The gamma distribution is defined as

\[\begin{align*} Gamma_X(x; \alpha, \beta)=\begin{cases} \frac{\beta^\alpha x^{\alpha-1}e^{-\beta x}}{\Gamma(\alpha)} &x>0\\ 0 &otherwise \end{cases} \end{align*}\]

and it has

\[\begin{align*} EX = \frac{\alpha}{\beta} && Var(X) = \frac{\alpha}{\beta^2} \end{align*}\]

We define the bigamma distribution as

\[\begin{align*} BiGamma_X(x; \alpha, \beta)=\begin{cases} \frac{1}{2}Gamma_X(x; \alpha, \beta) &x>0\\ \frac{1}{2}Gamma_X(-x; \alpha, \beta) &otherwise \end{cases} \end{align*}\]

which has mean zero and variance

\[\begin{align*} E_{Bigamma}X^2 = &\int_{-\infty}^\infty x^2 Bigamma(x)dx\\ = &\frac{1}{2}\int_{-\infty}^0 x^2 Gamma(-x)dx + \frac{1}{2}\int_{0}^\infty x^2 Gamma(x)dx\\ = &\int_{0}^\infty x^2 Gamma(x)dx\\ = &E_{Gamma}X^2 = \frac{\alpha(\alpha+1)}{\beta^2}\\\\ \end{align*}\]

so it has

\[\begin{align*} EX = 0 && Var(X) = E_{Gamma}X^2-(E_{Gamma}X)^2= \frac{\alpha(\alpha+1)}{\beta^2} \end{align*}\]

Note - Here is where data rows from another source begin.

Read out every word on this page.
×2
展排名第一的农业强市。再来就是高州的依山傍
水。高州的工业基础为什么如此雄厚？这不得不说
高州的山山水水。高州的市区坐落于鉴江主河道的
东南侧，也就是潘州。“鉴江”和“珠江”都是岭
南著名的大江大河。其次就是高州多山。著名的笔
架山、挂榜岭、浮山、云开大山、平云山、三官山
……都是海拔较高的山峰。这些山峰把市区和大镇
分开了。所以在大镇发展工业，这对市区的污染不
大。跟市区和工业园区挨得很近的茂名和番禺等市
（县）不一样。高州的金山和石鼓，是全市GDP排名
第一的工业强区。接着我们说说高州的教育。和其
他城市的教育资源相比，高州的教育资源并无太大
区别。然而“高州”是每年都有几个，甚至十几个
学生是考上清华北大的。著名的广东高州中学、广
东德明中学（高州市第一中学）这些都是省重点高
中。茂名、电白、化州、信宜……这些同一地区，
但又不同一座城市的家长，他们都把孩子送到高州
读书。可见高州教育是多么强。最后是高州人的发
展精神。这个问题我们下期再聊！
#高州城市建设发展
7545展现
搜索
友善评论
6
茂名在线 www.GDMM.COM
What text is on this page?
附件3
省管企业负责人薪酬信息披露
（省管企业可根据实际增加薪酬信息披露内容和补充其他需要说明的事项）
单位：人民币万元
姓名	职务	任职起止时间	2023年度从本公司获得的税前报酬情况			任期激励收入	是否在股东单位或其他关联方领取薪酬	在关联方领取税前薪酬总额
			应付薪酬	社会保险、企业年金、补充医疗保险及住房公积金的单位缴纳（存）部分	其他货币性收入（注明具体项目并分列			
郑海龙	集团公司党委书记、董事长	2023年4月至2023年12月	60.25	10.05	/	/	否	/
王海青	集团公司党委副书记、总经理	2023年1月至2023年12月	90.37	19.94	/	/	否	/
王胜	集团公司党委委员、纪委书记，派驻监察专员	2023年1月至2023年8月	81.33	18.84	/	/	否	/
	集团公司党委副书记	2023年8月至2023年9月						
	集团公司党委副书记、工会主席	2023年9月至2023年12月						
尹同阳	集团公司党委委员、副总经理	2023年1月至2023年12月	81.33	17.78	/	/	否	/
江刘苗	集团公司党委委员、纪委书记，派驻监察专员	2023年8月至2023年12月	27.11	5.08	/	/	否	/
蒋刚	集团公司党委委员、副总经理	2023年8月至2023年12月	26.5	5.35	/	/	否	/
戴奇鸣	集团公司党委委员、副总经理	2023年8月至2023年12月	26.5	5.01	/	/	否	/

The slightly more general form

\[\begin{align*} BiGamma_X(x; \alpha, \beta, \delta)=\begin{cases} (1-\delta) Gamma_X(x; \alpha, \beta) &x>0\\ \delta Gamma_X(-x; \alpha, \beta) &otherwise \end{cases} \end{align*}\]

with $\delta \in [0, 1]$ has instead

\[\begin{align*} E_{Bigamma}X = &\int_{-\infty}^\infty x Bigamma(x)dx\\ = &\delta\int_{-\infty}^0 x Gamma(-x)dx + (1-\delta)\int_{0}^\infty x Gamma(x)dx\\ = &-\delta\int_{0}^\infty x Gamma(x)dx+ (1-\delta)\int_{0}^\infty x Gamma(x)dx\\ = &(1-2\delta)E_{Gamma}X = (1-2\delta)\frac{\alpha}{\beta}\\ \end{align*}\]

and

\[\begin{align*} E_{Bigamma}X^2 = &\int_{-\infty}^\infty x^2 Bigamma(x)dx\\ = &\delta\int_{-\infty}^0 x^2 Gamma(-x)dx + (1-\delta)\int_{0}^\infty x^2 Gamma(x)dx\\ = &\delta\int_{0}^\infty x^2 Gamma(x)dx+ (1-\delta)\int_{0}^\infty x^2 Gamma(x)dx\\ = &E_{Gamma}X^2 = \frac{\alpha(\alpha+1)}{\beta^2}\\ \end{align*}\]

so it has

\[\begin{align*} EX =& (1-2\delta)\frac{\alpha}{\beta} \\ Var(X) =& E_{Gamma}X^2-(E_{Gamma}X)^2= \frac{\alpha(\alpha+1)}{\beta^2}-(1-2\delta)^2\frac{\alpha^2}{\beta^2}\\ =&\frac{\alpha}{\beta^2}(\alpha+1-(1-2\delta)^2\alpha) \end{align*}\]

It therefore iterpolates between the $Gamma$ and the first definition of a zero mean $BiGamma$.

For higher moments:

\[\begin{align*} E_{Bigamma}X^n = &\int_{-\infty}^\infty x^n Bigamma(x)dx\\ = &\delta\int_{-\infty}^0 x^n Gamma(-x)dx + (1-\delta)\int_{0}^\infty x^n Gamma(x)dx\\ = &\delta(-1)^n \int_{0}^\infty x^n Gamma(x)dx+ (1-\delta)\int_{0}^\infty x^n Gamma(x)dx\\ = &(1-\delta + \delta(-1)^n)E_{Gamma}X^n \\ = &(1-\delta + \delta(-1)^n)\frac{\Gamma(n+\alpha)}{\beta^n\Gamma(\alpha)}\\ \end{align*}\]